Le sette vite dell’ex Pilsen:birreria, albergo e mensa riapre come tempio di Zara
Giacomo Costa
Corriere del Veneto, 25 ottobre 2017. Un lungo e costoso intervento di recupero e restauro dicono. Trattasi in realtà di nuova costruzione in cui si è conservato solo una facciata. Per farne cosa? «un tempio dello shopping popolare». (m.p.r.)


Venezia. Nella sua lunga storia è stato birreria e albergo, quindi sede di uffici, poi comando dei vigili, anche magazzino e perfino mensa. Ora è pronto a cambiare ancora vita, trasformato in tempio dello shopping popolare, a pochi passi da piazza San Marco. Il complesso «ex Pilsen», costituito da quattro edifici interconnessi e affacciato sul bacino Orseolo, venerdì riaprirà al pubblico sotto le insegne del colosso della moda Zara, trasformandosi nel primo negozio del marchio spagnolo in centro storico (senza il reparto «home»). Una nuova vita dopo anni di battaglie legali, polemiche, ma soprattutto al termine di un intervento di recupero e restauro difficile, durato quasi quattro anni e arrivato a costare più di 14 milioni di euro. Il palazzo è di proprietà della Mediterraneo Sviluppo di Piero Coin che ha affidato i restauri allo studio dell’architetto Alberto Torsello.

La facciata in «cocciopesto» è pressoché identica, con le vetrine, le finestre e la balconata uguali a quelle di inizio Novecento. La complessità dell’intervento sta nella sua «invisibilità». «All’interno infatti è stato cambiato tutto, mantenendo solo i muri perimetrali e costruendo uno scheletro di acciaio, legno e tiranti per sostenere l’intero edificio mentre smontavamo piani e solai – spiega Torsello – In quella fase non dormivamo la notte, preoccupati da tutto». Le demolizioni prima e le costruzioni sono state rocambolesche per l’impraticabilità dei canali vicini: in bacino Orselolo lo spazio è tutto delle gondole, e anche se ci fosse stato campo libero, in realtà curve e percorsi dei canali per eventuali barche sono davvero minimi.

«Durante il giorno sbriciolavamo calcinacci e li chiudevamo sottovuoto, perché occupassero meno spazio possibile – continua l’architetto – poi, durante la notte, li trasportavamo fino alla barca che ci aspettava in Canal Grande usando carriole elettriche». Lo stesso criterio ha anche guidato la scelta dei materiali e delle tecniche per la ricostruzione, ecco perché nei locali si avranno putrelle e bulloni a vista, testimonianza dei faticosi compromessi di operai e progettisti. Diversa la sorte dell’ala ottocentesca, affacciata sulla Frezzaria: lì, dove il piano terra comune a tutto il complesso era già occupato dai negozi, ci si è limitati ad un restauro conservativo, cambiando solo gli elementi troppo deteriorati per resistere (arrivando a volte a sostituire i singoli mattoni sfilandoli dai muri).

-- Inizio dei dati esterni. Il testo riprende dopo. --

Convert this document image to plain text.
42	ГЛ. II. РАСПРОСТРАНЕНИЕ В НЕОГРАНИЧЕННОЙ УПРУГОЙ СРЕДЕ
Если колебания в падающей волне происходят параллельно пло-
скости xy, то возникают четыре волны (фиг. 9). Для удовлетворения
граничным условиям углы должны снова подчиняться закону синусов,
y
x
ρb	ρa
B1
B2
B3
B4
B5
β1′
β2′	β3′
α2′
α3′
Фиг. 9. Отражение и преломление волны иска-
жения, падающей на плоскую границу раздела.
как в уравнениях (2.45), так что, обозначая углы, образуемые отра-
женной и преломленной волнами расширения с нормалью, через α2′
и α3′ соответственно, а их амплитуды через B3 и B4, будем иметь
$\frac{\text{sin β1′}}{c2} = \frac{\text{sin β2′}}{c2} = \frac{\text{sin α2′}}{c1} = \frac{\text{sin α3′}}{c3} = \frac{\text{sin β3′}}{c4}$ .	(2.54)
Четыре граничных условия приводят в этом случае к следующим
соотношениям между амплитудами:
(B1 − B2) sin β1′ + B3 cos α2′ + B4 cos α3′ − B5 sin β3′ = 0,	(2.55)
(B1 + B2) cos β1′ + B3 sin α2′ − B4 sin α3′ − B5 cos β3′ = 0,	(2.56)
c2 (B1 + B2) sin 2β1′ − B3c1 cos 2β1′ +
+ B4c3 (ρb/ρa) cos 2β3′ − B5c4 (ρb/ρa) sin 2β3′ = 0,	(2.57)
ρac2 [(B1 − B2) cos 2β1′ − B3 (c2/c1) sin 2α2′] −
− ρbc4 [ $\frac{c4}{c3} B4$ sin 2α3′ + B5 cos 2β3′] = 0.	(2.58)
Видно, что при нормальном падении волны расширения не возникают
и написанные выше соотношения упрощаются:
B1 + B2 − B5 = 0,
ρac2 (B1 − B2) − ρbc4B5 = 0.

All’interno, dove tutto diventerà un ambiente unico, il cambio di passo sarà evidente: le travature in acciaio cederanno il posto ai vecchi soffitti, in un accostamento peculiare di antico e moderno. All’esterno, invece, quasi niente tradirà l’intervento: uguali le facciate, uguali gli stucchi (rossi per l’ala novecentesca, gialli per quella del secolo precedente). L’unico segno diverso (e all’inizio contestato) è il muro laterale di congiunzione, che si intravede sopra il tetto dell’Hard Rock Café: qui, per mascherare il cambio di livello e l’adeguamento dei piani, è stata innalzata una parete aggiuntiva, con alte finestre a feritoia in pietra d’Istria capaci di ingannare gli osservatori.

In totale l’ex Pilsen ora conta una superficie di 2.800 metri quadri (contro i precedenti 3.400, che comprendevano alcuni solai aggiuntivi) di cui solo 1.500 saranno adibiti a spazio commerciale, mentre il resto verrà occupato da magazzini, elevatori, collegamenti e scale di emergenza; quattro le scale mobili previste - una per piano, ma solo in salita – mentre i soffitti spazieranno da un’altezza di 3,70 metri fino a sfiorare i sei. «Avremmo potuto trasformare il palazzo in albergo, c’era già il progetto e l’autorizzazione – spiega Coin – Si trattava però di un piano senza respiro, con tante piccole camere e quote basse. Sicuramente avrebbe garantito un ottimo ritorno commerciale, ma non avrebbe aggiunto niente alla città».